During the 1920s, more than one hundred women were recorded on labels ranging from Okeh, the pioneer of women's blues recordings, to Paramount, Columbia, and small labels such as Charles Pace and William Handy's unsuccessful Swan Records. Blues were composed at an astonishing rate by Bradford, Handy, Clarence Williams, and some of the women singers, although comparatively few made multiple recordings or had careers that lasted several years. However, they established black women as essential to the recording industry. This array of talent included deep-voiced moaners, brassy shouters, and lilting light sopranos. Bessie Smith, Ma Rainey, Clara Smith (1894–1935), Sippie Wallace (1878–1986), Victoria Spivey (1906–1976), and Ida Cox (1886–1967) did not have beautiful or even pleasant voices (in the narrow aesthetic sense), but they represented the voices of the folk roots that nurtured them. All of their recordings are earthy, and many were confrontational on issues of infidelity, poverty, racism, mistreatment by lovers, aesthetics of physical beauty, desertion, natural disasters, and sometimes the supernatural.

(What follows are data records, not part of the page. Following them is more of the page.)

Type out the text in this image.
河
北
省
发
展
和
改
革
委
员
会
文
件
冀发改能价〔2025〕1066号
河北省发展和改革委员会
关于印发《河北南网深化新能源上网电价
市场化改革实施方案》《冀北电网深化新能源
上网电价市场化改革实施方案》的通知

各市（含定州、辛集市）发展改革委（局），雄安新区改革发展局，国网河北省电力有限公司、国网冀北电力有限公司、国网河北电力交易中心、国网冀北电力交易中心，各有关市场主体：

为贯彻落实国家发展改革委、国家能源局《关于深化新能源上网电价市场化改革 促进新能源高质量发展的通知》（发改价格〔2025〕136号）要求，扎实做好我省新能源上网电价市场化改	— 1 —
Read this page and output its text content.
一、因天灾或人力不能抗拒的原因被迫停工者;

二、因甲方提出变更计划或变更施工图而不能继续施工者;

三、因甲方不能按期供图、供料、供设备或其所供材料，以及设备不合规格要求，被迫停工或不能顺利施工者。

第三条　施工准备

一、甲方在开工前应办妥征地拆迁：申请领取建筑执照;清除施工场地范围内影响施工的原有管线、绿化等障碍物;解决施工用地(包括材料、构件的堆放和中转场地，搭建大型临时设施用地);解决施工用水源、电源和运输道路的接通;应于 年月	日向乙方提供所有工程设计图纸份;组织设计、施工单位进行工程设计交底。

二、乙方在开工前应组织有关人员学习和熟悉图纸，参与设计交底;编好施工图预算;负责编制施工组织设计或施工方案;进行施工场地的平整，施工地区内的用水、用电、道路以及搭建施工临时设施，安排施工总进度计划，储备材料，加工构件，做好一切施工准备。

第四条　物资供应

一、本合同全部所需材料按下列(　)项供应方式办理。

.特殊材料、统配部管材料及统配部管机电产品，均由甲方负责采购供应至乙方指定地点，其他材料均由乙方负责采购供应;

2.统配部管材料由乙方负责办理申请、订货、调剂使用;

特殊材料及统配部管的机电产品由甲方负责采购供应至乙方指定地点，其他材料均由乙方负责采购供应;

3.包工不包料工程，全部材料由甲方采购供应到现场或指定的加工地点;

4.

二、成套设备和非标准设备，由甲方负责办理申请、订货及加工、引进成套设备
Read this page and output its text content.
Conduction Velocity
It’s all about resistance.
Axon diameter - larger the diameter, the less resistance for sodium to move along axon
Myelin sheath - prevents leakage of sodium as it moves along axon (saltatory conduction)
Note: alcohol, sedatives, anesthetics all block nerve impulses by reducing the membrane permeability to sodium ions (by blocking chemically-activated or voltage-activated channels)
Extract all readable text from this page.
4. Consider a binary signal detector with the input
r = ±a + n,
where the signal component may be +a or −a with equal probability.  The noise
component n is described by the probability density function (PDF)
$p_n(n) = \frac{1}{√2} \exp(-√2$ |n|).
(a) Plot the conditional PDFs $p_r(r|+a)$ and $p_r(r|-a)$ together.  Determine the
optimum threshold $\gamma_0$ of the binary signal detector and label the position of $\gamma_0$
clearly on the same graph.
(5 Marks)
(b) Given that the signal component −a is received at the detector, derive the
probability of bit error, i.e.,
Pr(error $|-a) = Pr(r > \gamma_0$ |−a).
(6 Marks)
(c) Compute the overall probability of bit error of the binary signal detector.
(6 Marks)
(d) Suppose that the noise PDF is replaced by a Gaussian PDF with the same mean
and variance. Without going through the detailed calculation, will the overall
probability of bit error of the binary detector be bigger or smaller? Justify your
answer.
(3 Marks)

Although many of the blues recorded in the 1920s and 1930s were written by men, both black and white, most of the women had performed in local venues where they grew up or lived before going on the vaudeville circuit. Therefore, some of their experiences contributed to their blues creations. Sippie Thomas Wallace, Victoria Spivey, and Ma Rainey were "making" their own blues in their early teens at house parties, picnics, or local clubs. Even as preteens, Wallace and Spivey played piano at picnics and house parties in Texas. Wallace's family was evidently quite musical and included her brothers—the bandleader and composer George and the talented pianist Hersal. According to Spivey, her father, Grant, played a stringed instrument. She taught herself to play piano and gained experience playing for silent movies in Dallas, Texas, but her blues training came at parties or picnics playing with blues men such as "Blind Lemon" Jefferson (1897–1929). Later, as a song transcriber in Missouri, Spivey developed her songwriting skills and eventually became a prolific composer of blues. Her lyrics were often scathing in their attack on the racial injustice and poverty that blacks suffered. She and Ida Cox also incorporated superstition in their lyrics.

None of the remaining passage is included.